Riding The Wave of Trade Liberalisation
Hamish Gow says that up to the 1980s, New Zealand agriculture was very much volume-based and highly regulated.
Then came deregulation and the transition to a value-driven, whole market economy.
"Farmers were already entrepreneurial. But their focus became very much about creating economic value and self-determination of their individual and collective outcomes," he explains. "We became very focused and extremely good at what we do."
However, Gow believes the challenge now is the transition from value into a world of values - plural.
It's no longer just a single economic dimension but "a multi-dimensional optimization problem" in that global consumers are concerned about environment, people, modern slavery issues, and well-being.
"All of these new dimensions are now being added into the value proposition that we are providing to consumers globally and also in New Zealand."
He believes that farmers will have to work within a new framework, both domestically to ensure they keep their social license to operate and internationally to achieve the market premiums that we want.

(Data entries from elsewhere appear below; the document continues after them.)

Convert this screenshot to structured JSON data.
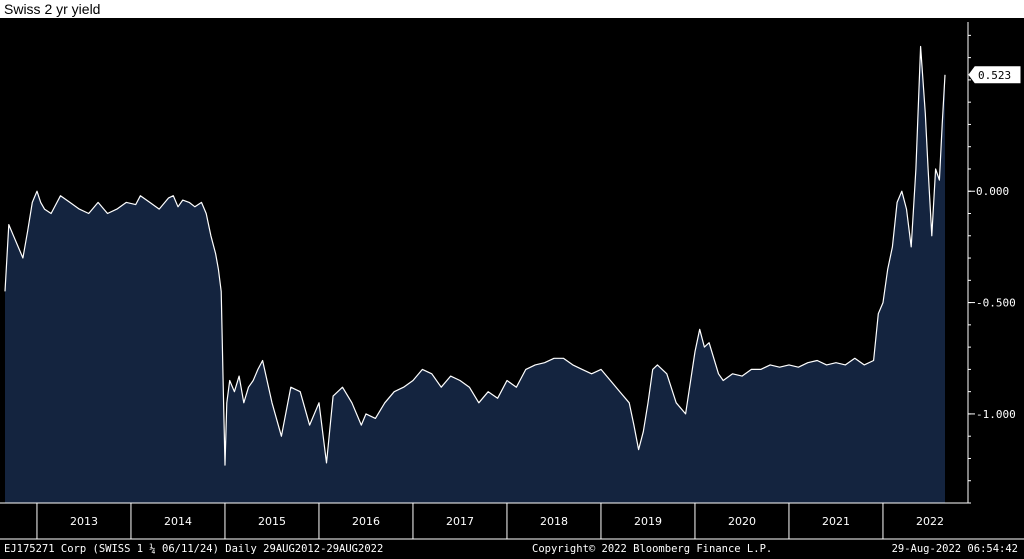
{
  "chart_data": {
    "type": "area",
    "title": "Swiss 2 yr yield",
    "ylim": [
      -1.4,
      0.76
    ],
    "y_ticks": [
      0.0,
      -0.5,
      -1.0
    ],
    "y_tick_labels": [
      "0.000",
      "-0.500",
      "-1.000"
    ],
    "last_value_label": "0.523",
    "last_value": 0.523,
    "x_range": [
      2012.66,
      2022.66
    ],
    "x_year_labels": [
      "2013",
      "2014",
      "2015",
      "2016",
      "2017",
      "2018",
      "2019",
      "2020",
      "2021",
      "2022"
    ],
    "x": [
      2012.66,
      2012.7,
      2012.75,
      2012.8,
      2012.85,
      2012.9,
      2012.95,
      2013.0,
      2013.04,
      2013.08,
      2013.15,
      2013.25,
      2013.35,
      2013.45,
      2013.55,
      2013.65,
      2013.75,
      2013.85,
      2013.95,
      2014.05,
      2014.1,
      2014.2,
      2014.3,
      2014.4,
      2014.45,
      2014.5,
      2014.55,
      2014.62,
      2014.68,
      2014.75,
      2014.8,
      2014.85,
      2014.9,
      2014.93,
      2014.96,
      2014.98,
      2015.0,
      2015.02,
      2015.05,
      2015.1,
      2015.15,
      2015.2,
      2015.25,
      2015.3,
      2015.35,
      2015.4,
      2015.5,
      2015.6,
      2015.7,
      2015.8,
      2015.9,
      2016.0,
      2016.08,
      2016.15,
      2016.25,
      2016.35,
      2016.45,
      2016.5,
      2016.6,
      2016.7,
      2016.8,
      2016.9,
      2017.0,
      2017.1,
      2017.2,
      2017.3,
      2017.4,
      2017.5,
      2017.6,
      2017.7,
      2017.8,
      2017.9,
      2018.0,
      2018.1,
      2018.2,
      2018.3,
      2018.4,
      2018.5,
      2018.6,
      2018.7,
      2018.8,
      2018.9,
      2019.0,
      2019.1,
      2019.2,
      2019.3,
      2019.35,
      2019.4,
      2019.45,
      2019.5,
      2019.55,
      2019.6,
      2019.7,
      2019.8,
      2019.9,
      2020.0,
      2020.05,
      2020.1,
      2020.15,
      2020.2,
      2020.25,
      2020.3,
      2020.4,
      2020.5,
      2020.6,
      2020.7,
      2020.8,
      2020.9,
      2021.0,
      2021.1,
      2021.2,
      2021.3,
      2021.4,
      2021.5,
      2021.6,
      2021.7,
      2021.8,
      2021.9,
      2021.95,
      2022.0,
      2022.05,
      2022.1,
      2022.15,
      2022.2,
      2022.25,
      2022.3,
      2022.35,
      2022.4,
      2022.45,
      2022.48,
      2022.52,
      2022.56,
      2022.6,
      2022.63,
      2022.66
    ],
    "y": [
      -0.45,
      -0.15,
      -0.2,
      -0.25,
      -0.3,
      -0.18,
      -0.05,
      0.0,
      -0.05,
      -0.08,
      -0.1,
      -0.02,
      -0.05,
      -0.08,
      -0.1,
      -0.05,
      -0.1,
      -0.08,
      -0.05,
      -0.06,
      -0.02,
      -0.05,
      -0.08,
      -0.03,
      -0.02,
      -0.07,
      -0.04,
      -0.05,
      -0.07,
      -0.05,
      -0.1,
      -0.2,
      -0.28,
      -0.35,
      -0.45,
      -0.85,
      -1.23,
      -0.95,
      -0.85,
      -0.9,
      -0.83,
      -0.95,
      -0.88,
      -0.85,
      -0.8,
      -0.76,
      -0.95,
      -1.1,
      -0.88,
      -0.9,
      -1.05,
      -0.95,
      -1.22,
      -0.92,
      -0.88,
      -0.95,
      -1.05,
      -1.0,
      -1.02,
      -0.95,
      -0.9,
      -0.88,
      -0.85,
      -0.8,
      -0.82,
      -0.88,
      -0.83,
      -0.85,
      -0.88,
      -0.95,
      -0.9,
      -0.93,
      -0.85,
      -0.88,
      -0.8,
      -0.78,
      -0.77,
      -0.75,
      -0.75,
      -0.78,
      -0.8,
      -0.82,
      -0.8,
      -0.85,
      -0.9,
      -0.95,
      -1.05,
      -1.16,
      -1.08,
      -0.95,
      -0.8,
      -0.78,
      -0.82,
      -0.95,
      -1.0,
      -0.72,
      -0.62,
      -0.7,
      -0.68,
      -0.75,
      -0.82,
      -0.85,
      -0.82,
      -0.83,
      -0.8,
      -0.8,
      -0.78,
      -0.79,
      -0.78,
      -0.79,
      -0.77,
      -0.76,
      -0.78,
      -0.77,
      -0.78,
      -0.75,
      -0.78,
      -0.76,
      -0.55,
      -0.5,
      -0.35,
      -0.25,
      -0.05,
      0.0,
      -0.08,
      -0.25,
      0.1,
      0.65,
      0.35,
      0.1,
      -0.2,
      0.1,
      0.05,
      0.3,
      0.523
    ],
    "grid": false,
    "legend": "none"
  },
  "footer": {
    "left": "EJ175271 Corp (SWISS 1 ¼ 06/11/24)  Daily 29AUG2012-29AUG2022",
    "center": "Copyright© 2022 Bloomberg Finance L.P.",
    "right": "29-Aug-2022 06:54:42"
  },
  "colors": {
    "area_fill": "#14243f",
    "line": "#ffffff",
    "background": "#000000"
  }
}
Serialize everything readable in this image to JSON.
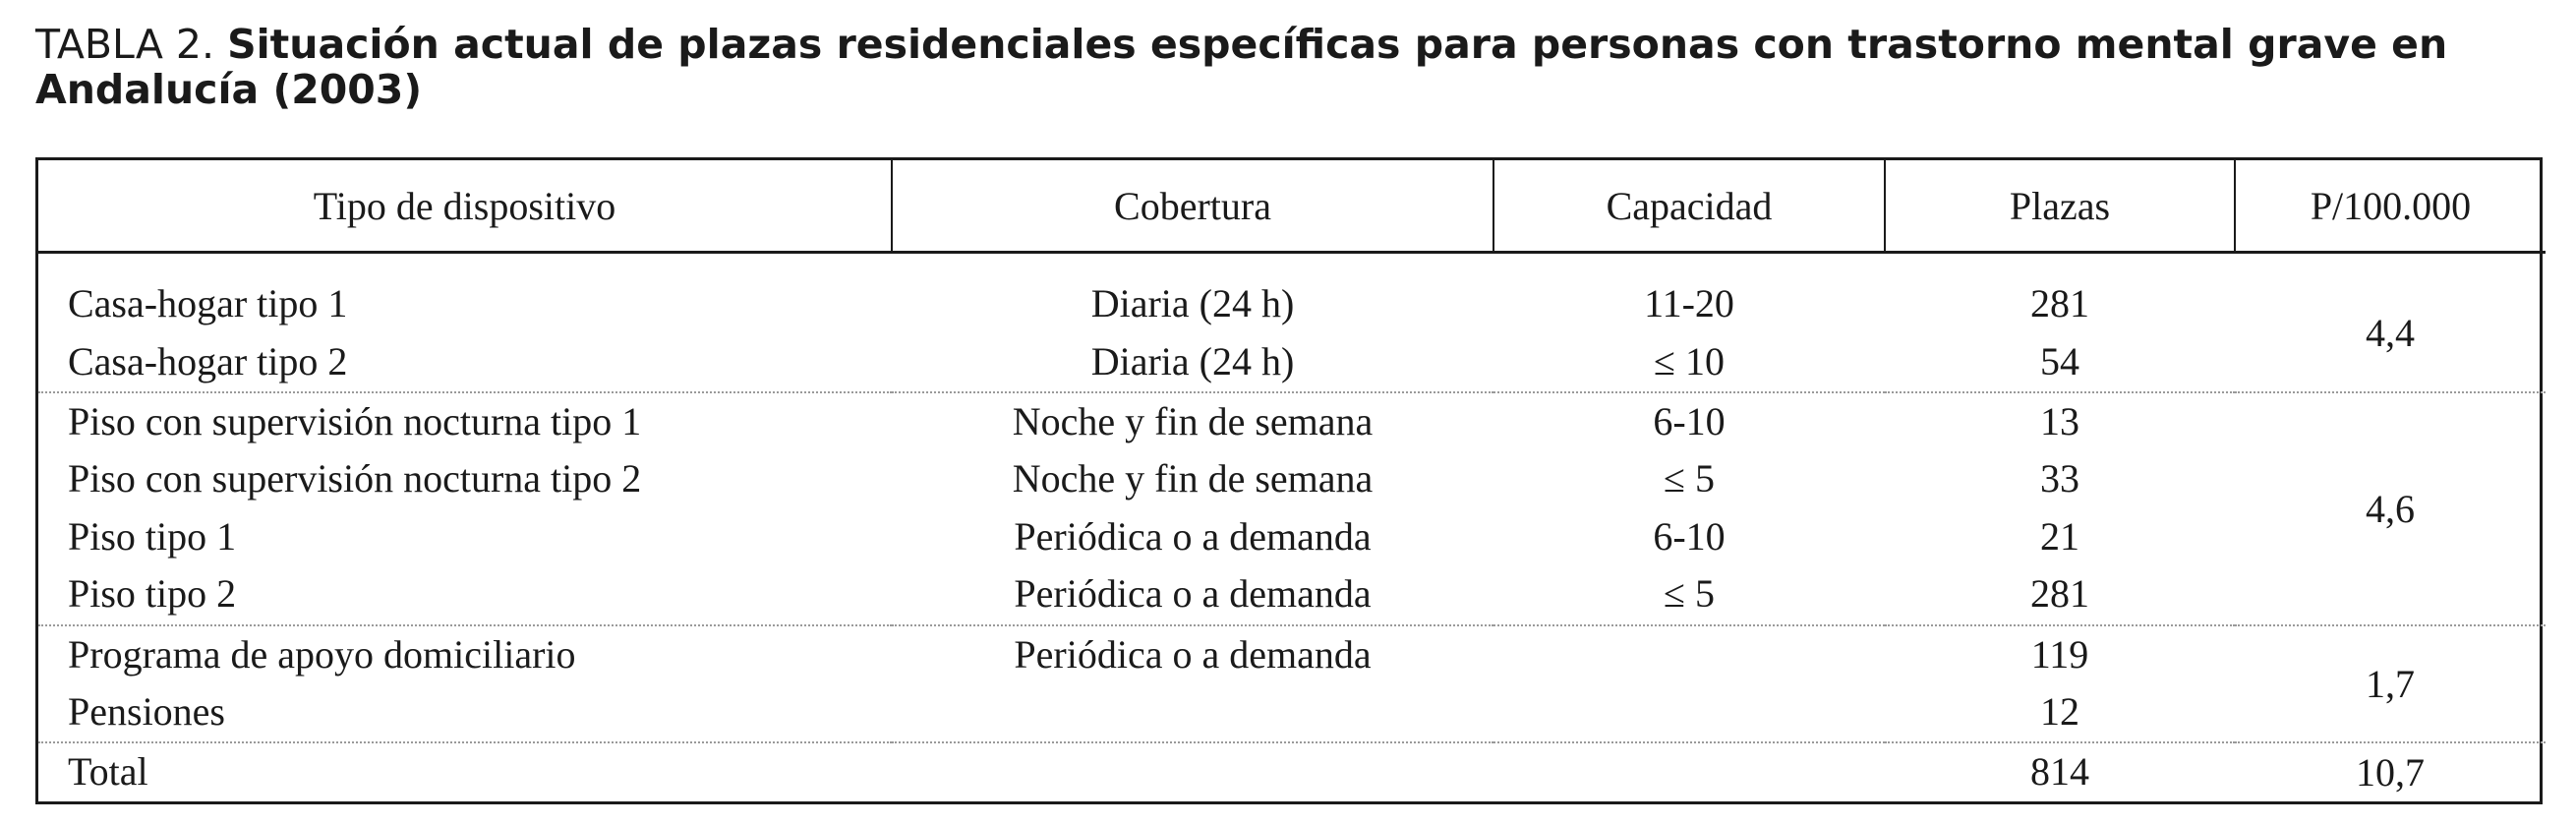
{
  "caption": {
    "label": "TABLA 2.",
    "title": "Situación actual de plazas residenciales específicas para personas con trastorno mental grave en Andalucía (2003)"
  },
  "table": {
    "headers": [
      "Tipo de dispositivo",
      "Cobertura",
      "Capacidad",
      "Plazas",
      "P/100.000"
    ],
    "groups": [
      {
        "rows": [
          {
            "tipo": "Casa-hogar tipo 1",
            "cobertura": "Diaria (24 h)",
            "capacidad": "11-20",
            "plazas": "281"
          },
          {
            "tipo": "Casa-hogar tipo 2",
            "cobertura": "Diaria (24 h)",
            "capacidad": "≤ 10",
            "plazas": "54"
          }
        ],
        "p100": "4,4"
      },
      {
        "rows": [
          {
            "tipo": "Piso con supervisión nocturna tipo 1",
            "cobertura": "Noche y fin de semana",
            "capacidad": "6-10",
            "plazas": "13"
          },
          {
            "tipo": "Piso con supervisión nocturna tipo 2",
            "cobertura": "Noche y fin de semana",
            "capacidad": "≤ 5",
            "plazas": "33"
          },
          {
            "tipo": "Piso tipo 1",
            "cobertura": "Periódica o a demanda",
            "capacidad": "6-10",
            "plazas": "21"
          },
          {
            "tipo": "Piso tipo 2",
            "cobertura": "Periódica o a demanda",
            "capacidad": "≤ 5",
            "plazas": "281"
          }
        ],
        "p100": "4,6"
      },
      {
        "rows": [
          {
            "tipo": "Programa de apoyo domiciliario",
            "cobertura": "Periódica o a demanda",
            "capacidad": "",
            "plazas": "119"
          },
          {
            "tipo": "Pensiones",
            "cobertura": "",
            "capacidad": "",
            "plazas": "12"
          }
        ],
        "p100": "1,7"
      },
      {
        "rows": [
          {
            "tipo": "Total",
            "cobertura": "",
            "capacidad": "",
            "plazas": "814"
          }
        ],
        "p100": "10,7"
      }
    ]
  }
}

"We're going to need to create new business models, and new accreditation mechanisms that prove the attributes that we're providing."
Gow says the other big challenge is New Zealand's separation from its consumers.
"We are unique in that we're the only developed country in the world which sells the majority of what we produce to other markets in the world and we're dislocated from those markets.
"Not just geographically, but also ethnically, culturally, historically - on a whole range of different dimensions," he explains.
"That makes it particularly difficult for us to be able to understand how to engage in those markets, understand the language and culture, understand what's changing those markets.
"And it's particularly difficult when you start doing that within a Covid-19 environment."
Gow says there is increasing success happening around with the likes of Rockit apples and First Light Foods' Wagyu beef, where producers own the intellectual property so they can ensure they never oversupply and discount themselves and so maintain a premium in the marketplace.
He believes there are also some interesting collaborative models being developed, such as taking New Zealand IP and technology to farmers in other countries - so as to maintain some control while putting our varieties on their shelves year-round.
"There farmers there benefit from it and we benefit by being able to keep golden kiwifruit on the market shelf for 12 months of the year, where we can only do that our of New Zealand for eight months of the year," he adds.
"I think you'll start seeing that with the range of apple varieties, and you'll start seeing that with a whole range of other products. Just being able to produce it in New Zealand is no longe sufficient."